Randomized Placebo‐Controlled and Controlled Non‐Inferiority Phase III Trials Comparing Trafermin, a Recombinant Human Fibroblast Growth Factor 2, and Enamel Matrix Derivative in Periodontal Regeneration in Intrabony Defects

• Published in: Journal of bone and mineral research Vol. 31; no. 4; pp. 806 - 814
• Main Authors: Kitamura, Masahiro, Akamatsu, Motoki, Kawanami, Masamitsu, Furuichi, Yasushi, Fujii, Takeo, Mori, Mari, Kunimatsu, Kazushi, Shimauchi, Hidetoshi, Ogata, Yorimasa, Yamamoto, Matsuo, Nakagawa, Taneaki, Sato, Shuichi, Ito, Koichi, Ogasawara, Takefumi, Izumi, Yuichi, Gomi, Kazuhiro, Yamazaki, Kazuhisa, Yoshie, Hiromasa, Fukuda, Mitsuo, Noguchi, Toshihide, Takashiba, Shogo, Kurihara, Hidemi, Nagata, Toshihiko, Hamachi, Takafumi, Maeda, Katsumasa, Yokota, Makoto, Sakagami, Ryuji, Hara, Yoshitaka, Noguchi, Kazuyuki, Furuuchi, Toshi, Sasano, Takashi, Imai, Enyu, Ohmae, Masatoshi, Koizumi, Hayuru, Watanuki, Mitsuru, Murakami, Shinya
• Format: Journal Article
• Language: English
• Published: United States Wiley Subscription Services, Inc 01.04.2016
• Subjects: Adult; Aged; CELL/TISSUE SIGNALING; CLINICAL TRIALS; CYTOKINES; DENTAL BIOLOGY; Dental Enamel - physiology; Double-Blind Method; ENDOCRINE PATHWAYS; Extracellular Matrix - metabolism; Female; Fibroblast Growth Factor 2 - administration & dosage; Fibroblast Growth Factors - administration & dosage; Humans; Male; Middle Aged; Peptide Fragments - administration & dosage; Periodontitis - drug therapy; Periodontitis - metabolism; Recombinant Proteins - administration & dosage; Regeneration - drug effects; CELL/TISSUE SIGNALING; ENDOCRINE PATHWAYS; CYTOKINES; DENTAL BIOLOGY; CLINICAL TRIALS
• ISSN: 0884-0431; 1523-4681
• DOI: 10.1002/jbmr.2738

ABSTRACT We investigated the efficacy, safety, and clinical significance of trafermin, a recombinant human fibroblast growth factor (rhFGF)‐2, for periodontal regeneration in intrabony defects in Phase III trials. Study A, a multicenter, randomized, double‐blind, placebo‐controlled study, was conducted at 24 centers. Patients with periodontitis with 4‐mm and 3‐mm or deeper probing pocket depth and intrabony defects, respectively, were included. A total of 328 patients were randomly assigned (2:1) to receive 0.3% rhFGF‐2 or placebo, and 323 patients received the assigned investigational drug during flap surgery.
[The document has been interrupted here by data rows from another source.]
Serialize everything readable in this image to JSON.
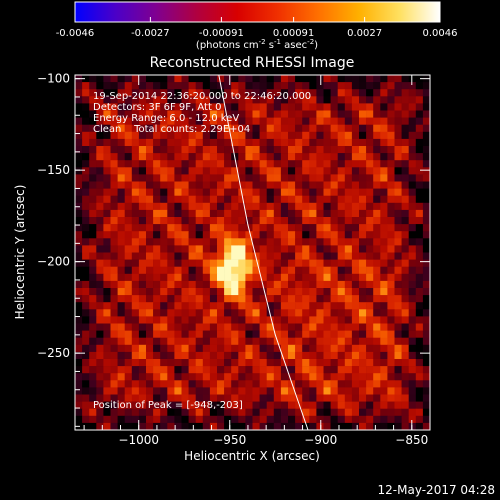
{
  "colorbar": {
    "ticks": [
      "-0.0046",
      "-0.0027",
      "-0.00091",
      "0.00091",
      "0.0027",
      "0.0046"
    ],
    "tick_values": [
      -0.0046,
      -0.0027,
      -0.00091,
      0.00091,
      0.0027,
      0.0046
    ],
    "range": [
      -0.0046,
      0.0046
    ],
    "units_prefix": "(photons cm",
    "units_exp1": "-2",
    "units_mid1": " s",
    "units_exp2": "-1",
    "units_mid2": " asec",
    "units_exp3": "-2",
    "units_suffix": ")",
    "colormap": [
      "#0000ff",
      "#4b00c8",
      "#800090",
      "#b00040",
      "#d80000",
      "#f03000",
      "#ff7000",
      "#ffb000",
      "#ffe060",
      "#ffffff"
    ]
  },
  "chart_data": {
    "type": "heatmap",
    "title": "Reconstructed RHESSI Image",
    "xlabel": "Heliocentric X (arcsec)",
    "ylabel": "Heliocentric Y (arcsec)",
    "xlim": [
      -1035,
      -840
    ],
    "ylim": [
      -292,
      -98
    ],
    "x_ticks": [
      {
        "value": -1000,
        "label": "−1000"
      },
      {
        "value": -950,
        "label": "−950"
      },
      {
        "value": -900,
        "label": "−900"
      },
      {
        "value": -850,
        "label": "−850"
      }
    ],
    "y_ticks": [
      {
        "value": -100,
        "label": "−100"
      },
      {
        "value": -150,
        "label": "−150"
      },
      {
        "value": -200,
        "label": "−200"
      },
      {
        "value": -250,
        "label": "−250"
      }
    ],
    "peak": [
      -948,
      -203
    ],
    "limb_points": [
      [
        -956,
        -98
      ],
      [
        -940,
        -180
      ],
      [
        -925,
        -240
      ],
      [
        -907,
        -292
      ]
    ],
    "annotations": [
      "19-Sep-2014 22:36:20.000 to 22:46:20.000",
      "Detectors: 3F 6F 9F, Att 0",
      "Energy Range: 6.0 - 12.0 keV",
      "Clean    Total counts: 2.29E+04"
    ],
    "peak_label": "Position of Peak = [-948,-203]"
  },
  "footer": {
    "timestamp": "12-May-2017 04:28"
  }
}
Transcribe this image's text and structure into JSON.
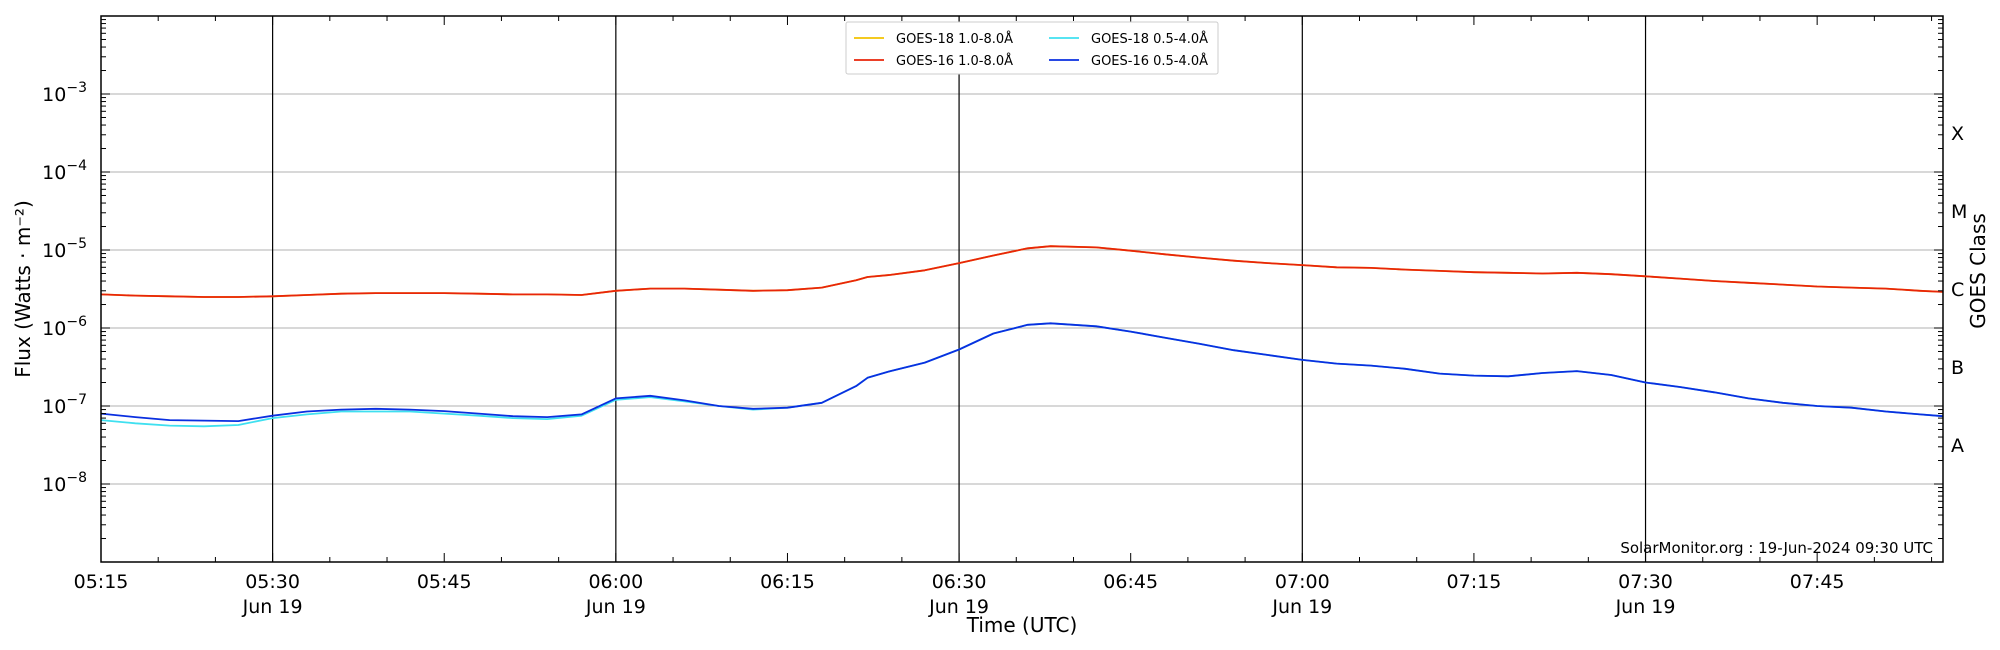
{
  "chart_data": {
    "type": "line",
    "title": "",
    "xlabel": "Time (UTC)",
    "ylabel": "Flux (Watts · m⁻²)",
    "right_ylabel": "GOES Class",
    "yscale": "log",
    "ylim": [
      1e-09,
      0.01
    ],
    "xlim": [
      "05:15",
      "07:56"
    ],
    "grid": "horizontal at each decade; vertical lines at half-hours",
    "legend_position": "top-center",
    "xticks": [
      {
        "t": "05:15",
        "label": "05:15",
        "date": ""
      },
      {
        "t": "05:30",
        "label": "05:30",
        "date": "Jun 19"
      },
      {
        "t": "05:45",
        "label": "05:45",
        "date": ""
      },
      {
        "t": "06:00",
        "label": "06:00",
        "date": "Jun 19"
      },
      {
        "t": "06:15",
        "label": "06:15",
        "date": ""
      },
      {
        "t": "06:30",
        "label": "06:30",
        "date": "Jun 19"
      },
      {
        "t": "06:45",
        "label": "06:45",
        "date": ""
      },
      {
        "t": "07:00",
        "label": "07:00",
        "date": "Jun 19"
      },
      {
        "t": "07:15",
        "label": "07:15",
        "date": ""
      },
      {
        "t": "07:30",
        "label": "07:30",
        "date": "Jun 19"
      },
      {
        "t": "07:45",
        "label": "07:45",
        "date": ""
      }
    ],
    "vertical_lines": [
      "05:30",
      "06:00",
      "06:30",
      "07:00",
      "07:30"
    ],
    "yticks": [
      {
        "value": 1e-08,
        "base": "10",
        "exp": "−8"
      },
      {
        "value": 1e-07,
        "base": "10",
        "exp": "−7"
      },
      {
        "value": 1e-06,
        "base": "10",
        "exp": "−6"
      },
      {
        "value": 1e-05,
        "base": "10",
        "exp": "−5"
      },
      {
        "value": 0.0001,
        "base": "10",
        "exp": "−4"
      },
      {
        "value": 0.001,
        "base": "10",
        "exp": "−3"
      }
    ],
    "goes_classes": [
      {
        "label": "A",
        "value": 3.16e-08
      },
      {
        "label": "B",
        "value": 3.16e-07
      },
      {
        "label": "C",
        "value": 3.16e-06
      },
      {
        "label": "M",
        "value": 3.16e-05
      },
      {
        "label": "X",
        "value": 0.000316
      }
    ],
    "x": [
      "05:15",
      "05:18",
      "05:21",
      "05:24",
      "05:27",
      "05:30",
      "05:33",
      "05:36",
      "05:39",
      "05:42",
      "05:45",
      "05:48",
      "05:51",
      "05:54",
      "05:57",
      "06:00",
      "06:03",
      "06:06",
      "06:09",
      "06:12",
      "06:15",
      "06:18",
      "06:21",
      "06:22",
      "06:24",
      "06:27",
      "06:30",
      "06:33",
      "06:36",
      "06:38",
      "06:42",
      "06:45",
      "06:48",
      "06:51",
      "06:54",
      "06:57",
      "07:00",
      "07:03",
      "07:06",
      "07:09",
      "07:12",
      "07:15",
      "07:18",
      "07:21",
      "07:24",
      "07:27",
      "07:30",
      "07:33",
      "07:36",
      "07:39",
      "07:42",
      "07:45",
      "07:48",
      "07:51",
      "07:54",
      "07:56"
    ],
    "series": [
      {
        "name": "GOES-18 1.0-8.0Å",
        "color": "#f2c200",
        "values": [
          2.7e-06,
          2.6e-06,
          2.55e-06,
          2.5e-06,
          2.5e-06,
          2.55e-06,
          2.65e-06,
          2.75e-06,
          2.8e-06,
          2.8e-06,
          2.8e-06,
          2.75e-06,
          2.7e-06,
          2.7e-06,
          2.65e-06,
          3e-06,
          3.2e-06,
          3.2e-06,
          3.1e-06,
          3e-06,
          3.05e-06,
          3.3e-06,
          4.1e-06,
          4.5e-06,
          4.8e-06,
          5.5e-06,
          6.8e-06,
          8.5e-06,
          1.05e-05,
          1.12e-05,
          1.08e-05,
          9.8e-06,
          8.8e-06,
          8e-06,
          7.3e-06,
          6.8e-06,
          6.4e-06,
          6e-06,
          5.9e-06,
          5.6e-06,
          5.4e-06,
          5.2e-06,
          5.1e-06,
          5e-06,
          5.1e-06,
          4.9e-06,
          4.6e-06,
          4.3e-06,
          4e-06,
          3.8e-06,
          3.6e-06,
          3.4e-06,
          3.3e-06,
          3.2e-06,
          3e-06,
          2.9e-06
        ]
      },
      {
        "name": "GOES-16 1.0-8.0Å",
        "color": "#e8250a",
        "values": [
          2.7e-06,
          2.6e-06,
          2.55e-06,
          2.5e-06,
          2.5e-06,
          2.55e-06,
          2.65e-06,
          2.75e-06,
          2.8e-06,
          2.8e-06,
          2.8e-06,
          2.75e-06,
          2.7e-06,
          2.7e-06,
          2.65e-06,
          3e-06,
          3.2e-06,
          3.2e-06,
          3.1e-06,
          3e-06,
          3.05e-06,
          3.3e-06,
          4.1e-06,
          4.5e-06,
          4.8e-06,
          5.5e-06,
          6.8e-06,
          8.5e-06,
          1.05e-05,
          1.12e-05,
          1.08e-05,
          9.8e-06,
          8.8e-06,
          8e-06,
          7.3e-06,
          6.8e-06,
          6.4e-06,
          6e-06,
          5.9e-06,
          5.6e-06,
          5.4e-06,
          5.2e-06,
          5.1e-06,
          5e-06,
          5.1e-06,
          4.9e-06,
          4.6e-06,
          4.3e-06,
          4e-06,
          3.8e-06,
          3.6e-06,
          3.4e-06,
          3.3e-06,
          3.2e-06,
          3e-06,
          2.9e-06
        ]
      },
      {
        "name": "GOES-18 0.5-4.0Å",
        "color": "#3fe0f0",
        "values": [
          6.6e-08,
          6e-08,
          5.6e-08,
          5.5e-08,
          5.7e-08,
          7e-08,
          7.8e-08,
          8.5e-08,
          8.5e-08,
          8.5e-08,
          8e-08,
          7.5e-08,
          7e-08,
          6.8e-08,
          7.5e-08,
          1.2e-07,
          1.3e-07,
          1.15e-07,
          1e-07,
          9e-08,
          9.5e-08,
          1.1e-07,
          1.8e-07,
          2.3e-07,
          2.8e-07,
          3.6e-07,
          5.3e-07,
          8.5e-07,
          1.1e-06,
          1.15e-06,
          1.05e-06,
          9e-07,
          7.5e-07,
          6.3e-07,
          5.2e-07,
          4.5e-07,
          3.9e-07,
          3.5e-07,
          3.3e-07,
          3e-07,
          2.6e-07,
          2.45e-07,
          2.4e-07,
          2.65e-07,
          2.8e-07,
          2.5e-07,
          2e-07,
          1.75e-07,
          1.5e-07,
          1.25e-07,
          1.1e-07,
          1e-07,
          9.5e-08,
          8.5e-08,
          7.8e-08,
          7.4e-08
        ]
      },
      {
        "name": "GOES-16 0.5-4.0Å",
        "color": "#0a2fe0",
        "values": [
          8e-08,
          7.2e-08,
          6.6e-08,
          6.5e-08,
          6.4e-08,
          7.5e-08,
          8.5e-08,
          9e-08,
          9.2e-08,
          9e-08,
          8.6e-08,
          8e-08,
          7.4e-08,
          7.2e-08,
          7.8e-08,
          1.25e-07,
          1.35e-07,
          1.18e-07,
          1e-07,
          9.2e-08,
          9.5e-08,
          1.1e-07,
          1.8e-07,
          2.3e-07,
          2.8e-07,
          3.6e-07,
          5.3e-07,
          8.5e-07,
          1.1e-06,
          1.15e-06,
          1.05e-06,
          9e-07,
          7.5e-07,
          6.3e-07,
          5.2e-07,
          4.5e-07,
          3.9e-07,
          3.5e-07,
          3.3e-07,
          3e-07,
          2.6e-07,
          2.45e-07,
          2.4e-07,
          2.65e-07,
          2.8e-07,
          2.5e-07,
          2e-07,
          1.75e-07,
          1.5e-07,
          1.25e-07,
          1.1e-07,
          1e-07,
          9.5e-08,
          8.5e-08,
          7.8e-08,
          7.4e-08
        ]
      }
    ]
  },
  "credit": "SolarMonitor.org : 19-Jun-2024 09:30 UTC"
}
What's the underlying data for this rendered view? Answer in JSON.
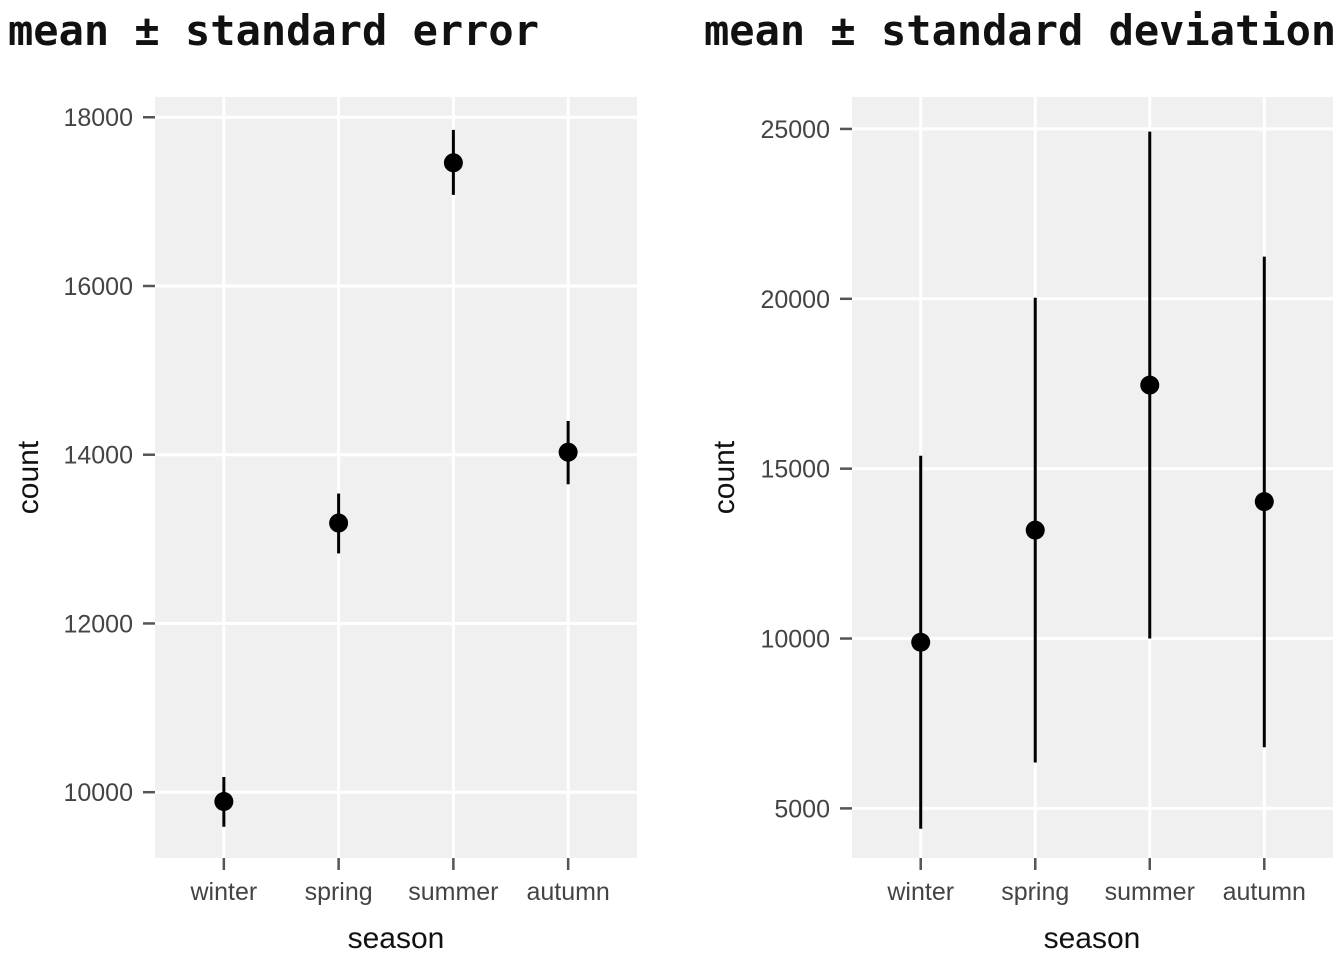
{
  "chart_data": [
    {
      "type": "scatter",
      "title": "mean ± standard error",
      "xlabel": "season",
      "ylabel": "count",
      "categories": [
        "winter",
        "spring",
        "summer",
        "autumn"
      ],
      "series": [
        {
          "values": [
            9890,
            13190,
            17460,
            14030
          ],
          "lower": [
            9590,
            12830,
            17080,
            13650
          ],
          "upper": [
            10180,
            13540,
            17850,
            14400
          ]
        }
      ],
      "ylim": [
        9220,
        18240
      ],
      "yticks": [
        10000,
        12000,
        14000,
        16000,
        18000
      ],
      "grid": true,
      "legend": "none"
    },
    {
      "type": "scatter",
      "title": "mean ± standard deviation",
      "xlabel": "season",
      "ylabel": "count",
      "categories": [
        "winter",
        "spring",
        "summer",
        "autumn"
      ],
      "series": [
        {
          "values": [
            9890,
            13190,
            17460,
            14030
          ],
          "lower": [
            4400,
            6350,
            10000,
            6800
          ],
          "upper": [
            15380,
            20030,
            24920,
            21240
          ]
        }
      ],
      "ylim": [
        3540,
        25940
      ],
      "yticks": [
        5000,
        10000,
        15000,
        20000,
        25000
      ],
      "grid": true,
      "legend": "none"
    }
  ],
  "colors": {
    "panel_background": "#f0f0f0",
    "grid": "#ffffff",
    "points": "#000000",
    "tick_labels": "#444444",
    "axis_labels": "#111111"
  }
}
One of the co‐primary endpoints, the percentage of bone fill at 36 weeks after drug administration, was significantly greater in the rhFGF‐2 group at 37.131% (95% confidence interval [CI], 32.7502 to 41.5123; n = 208) than it was in the placebo group at 21.579% (95% CI, 16.3571 to 26.8011; n = 100; p < 0.001). The other endpoint, the clinical attachment level regained at 36 weeks, was not significantly different between groups. Study B, a multicenter, randomized, blinded (patients and evaluators of radiographs), and active‐controlled study was conducted at 15 centers to clarify the clinical significance of rhFGF‐2. Patients with 6‐mm and 4‐mm or deeper probing pocket depth and intrabony defects, respectively, were included. A total of 274 patients were randomly assigned (5:5:2) to receive rhFGF‐2, enamel matrix derivative (EMD), or flap surgery alone. A total of 267 patients received the assigned treatment during flap surgery. The primary endpoint, the linear alveolar bone growth at 36 weeks, was 1.927 mm (95% CI, 1.6615 to 2.1920; n = 108) in the rhFGF‐2 group and 1.359 mm (95% CI, 1.0683 to 1.6495; n = 109) in the EMD group, showing non‐inferiority (a prespecified margin of 0.3 mm) and superiority of rhFGF‐2 to EMD. Safety problems were not identified in either study. Therefore, trafermin is an effective and safe treatment for periodontal regeneration in intrabony defect, and its efficacy was superior in rhFGF‐2 compared to EMD treatments. © 2015 The Authors. Journal of Bone and Mineral Research published by Wiley Periodicals, Inc. on behalf of American Society for Bone and Mineral Research (ASBMR).